I’ve mentioned Stoicism here before: I was getting wound up by my damned phone and displaying some decidedly un-Stoic attitudes towards it, before remembering a book I had just finished and had obviously not taken on board. A re-read is due, I guess.
Some other introductions.
And then there’s this one, from the School of Life. A little harder to get, I think.
Another great introduction to Stoicism comes from Maria Popova‘s philosophy and literature blog Brain Pickings.
A Stoic’s key to peace of mind: Seneca on the antidote to anxiety
With an eye to the self-defeating and wearying human habit of bracing ourselves for imaginary disaster, Seneca counsels his young friend: “What I advise you to do is, not to be unhappy before the crisis comes; since it may be that the dangers before which you paled as if they were threatening you, will never come upon you; they certainly have not yet come. Accordingly, some things torment us more than they ought; some torment us before they ought; and some torment us when they ought not to torment us at all. We are in the habit of exaggerating, or imagining, or anticipating, sorrow.”
That blog is such a rabbit warren, I could get lost down there all day.
An antidote to the Age of Anxiety: Alan Watts on happiness and how to live with presence
Wisdom on overcoming the greatest human frustration from the pioneer of Eastern philosophy in the West.
How Not To Worry: Timeless 1934 Advice on Controlling Anxiety and Mastering Life
“We must gain victory, not by assaulting the walls, but by accepting them.”
100 Days of Overthinking: An Illustrated Diary of Mental Meanderings
A visual serenade to presence and a lamentation of how we continually eject ourselves from it.

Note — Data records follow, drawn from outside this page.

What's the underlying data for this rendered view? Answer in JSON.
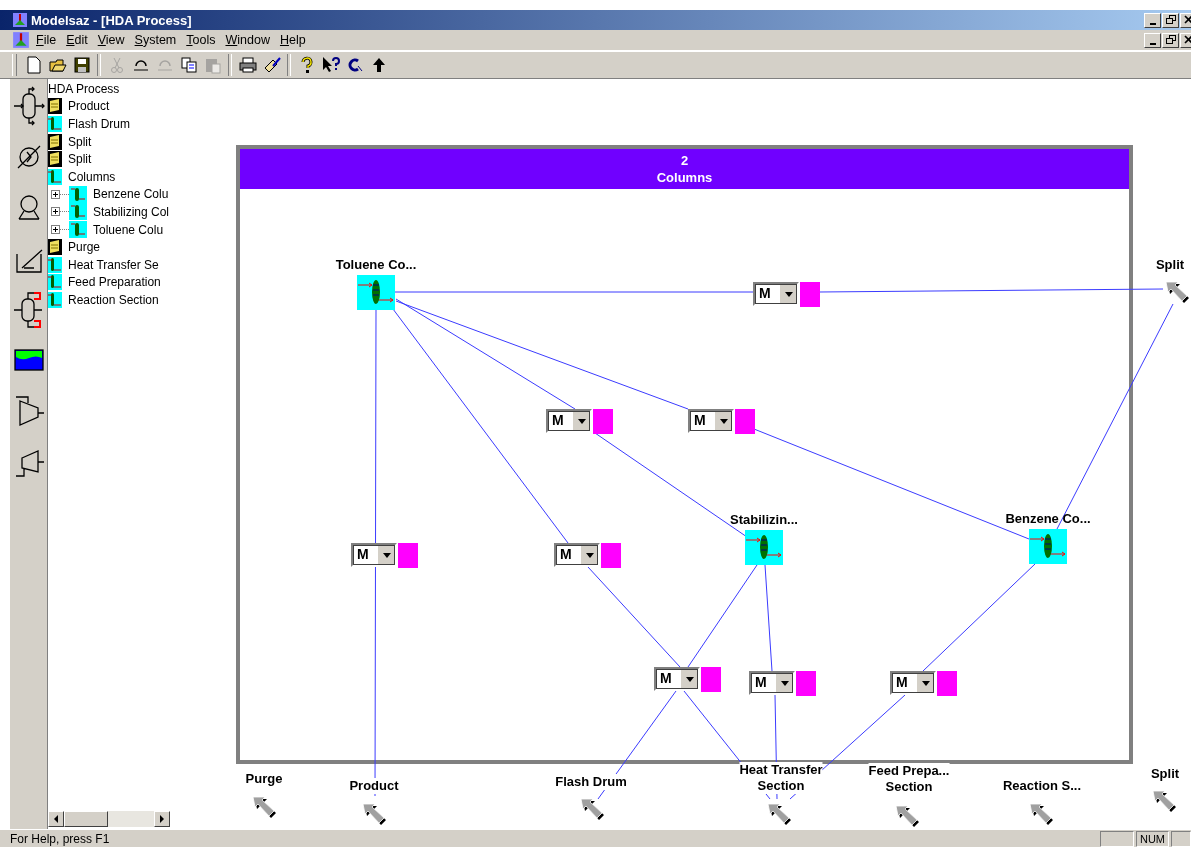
{
  "window": {
    "title": "Modelsaz - [HDA Process]"
  },
  "menu": [
    "File",
    "Edit",
    "View",
    "System",
    "Tools",
    "Window",
    "Help"
  ],
  "toolbar": [
    {
      "kind": "new",
      "disabled": false
    },
    {
      "kind": "open",
      "disabled": false
    },
    {
      "kind": "save",
      "disabled": false
    },
    {
      "kind": "separator"
    },
    {
      "kind": "cut",
      "disabled": true
    },
    {
      "kind": "undo",
      "disabled": false
    },
    {
      "kind": "redo",
      "disabled": true
    },
    {
      "kind": "copy",
      "disabled": false
    },
    {
      "kind": "paste",
      "disabled": true
    },
    {
      "kind": "separator"
    },
    {
      "kind": "print",
      "disabled": false
    },
    {
      "kind": "wizard",
      "disabled": false
    },
    {
      "kind": "separator"
    },
    {
      "kind": "help",
      "disabled": false
    },
    {
      "kind": "context-help",
      "disabled": false
    },
    {
      "kind": "connect",
      "disabled": false
    },
    {
      "kind": "up",
      "disabled": false
    }
  ],
  "palette": [
    {
      "kind": "column"
    },
    {
      "kind": "heater"
    },
    {
      "kind": "pump"
    },
    {
      "kind": "reactor"
    },
    {
      "kind": "reflux-column"
    },
    {
      "kind": "tank"
    },
    {
      "kind": "compressor"
    },
    {
      "kind": "turbine"
    }
  ],
  "tree": {
    "root": "HDA Process",
    "items": [
      {
        "label": "Product",
        "kind": "folder"
      },
      {
        "label": "Flash Drum",
        "kind": "unit"
      },
      {
        "label": "Split",
        "kind": "folder"
      },
      {
        "label": "Split",
        "kind": "folder"
      },
      {
        "label": "Columns",
        "kind": "unit",
        "children": [
          {
            "label": "Benzene Colu",
            "kind": "unit",
            "expanded": false
          },
          {
            "label": "Stabilizing Col",
            "kind": "unit",
            "expanded": false
          },
          {
            "label": "Toluene Colu",
            "kind": "unit",
            "expanded": false
          }
        ]
      },
      {
        "label": "Purge",
        "kind": "folder"
      },
      {
        "label": "Heat Transfer Se",
        "kind": "unit"
      },
      {
        "label": "Feed Preparation",
        "kind": "unit"
      },
      {
        "label": "Reaction Section",
        "kind": "unit"
      }
    ]
  },
  "subwindow": {
    "count": "2",
    "title": "Columns"
  },
  "columns": [
    {
      "label": "Toluene Co..."
    },
    {
      "label": "Stabilizin..."
    },
    {
      "label": "Benzene Co..."
    }
  ],
  "mixers": [
    {
      "value": "M"
    },
    {
      "value": "M"
    },
    {
      "value": "M"
    },
    {
      "value": "M"
    },
    {
      "value": "M"
    },
    {
      "value": "M"
    },
    {
      "value": "M"
    },
    {
      "value": "M"
    }
  ],
  "ports": [
    {
      "label": "Split"
    },
    {
      "label": "Purge"
    },
    {
      "label": "Product"
    },
    {
      "label": "Flash Drum"
    },
    {
      "label": "Heat Transfer\nSection"
    },
    {
      "label": "Feed Prepa...\nSection"
    },
    {
      "label": "Reaction S..."
    },
    {
      "label": "Split"
    }
  ],
  "status_bar": {
    "text": "For Help, press F1",
    "indicators": [
      "NUM"
    ]
  }
}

Peanuts and the quiet pain of childhood: how Charles Schulz made an art of difficult emotions
“Readers recognized themselves in “poor moon-faced, unloved, misunderstood” Charlie Brown — in his dignity in the face of whole seasons of doomed baseball games, his endurance and stoicism in the face of insults. He … reminded people, as no other cartoon character had, of what it was to be vulnerable, to be small and alone in the universe, to be human — both little and big at the same time.”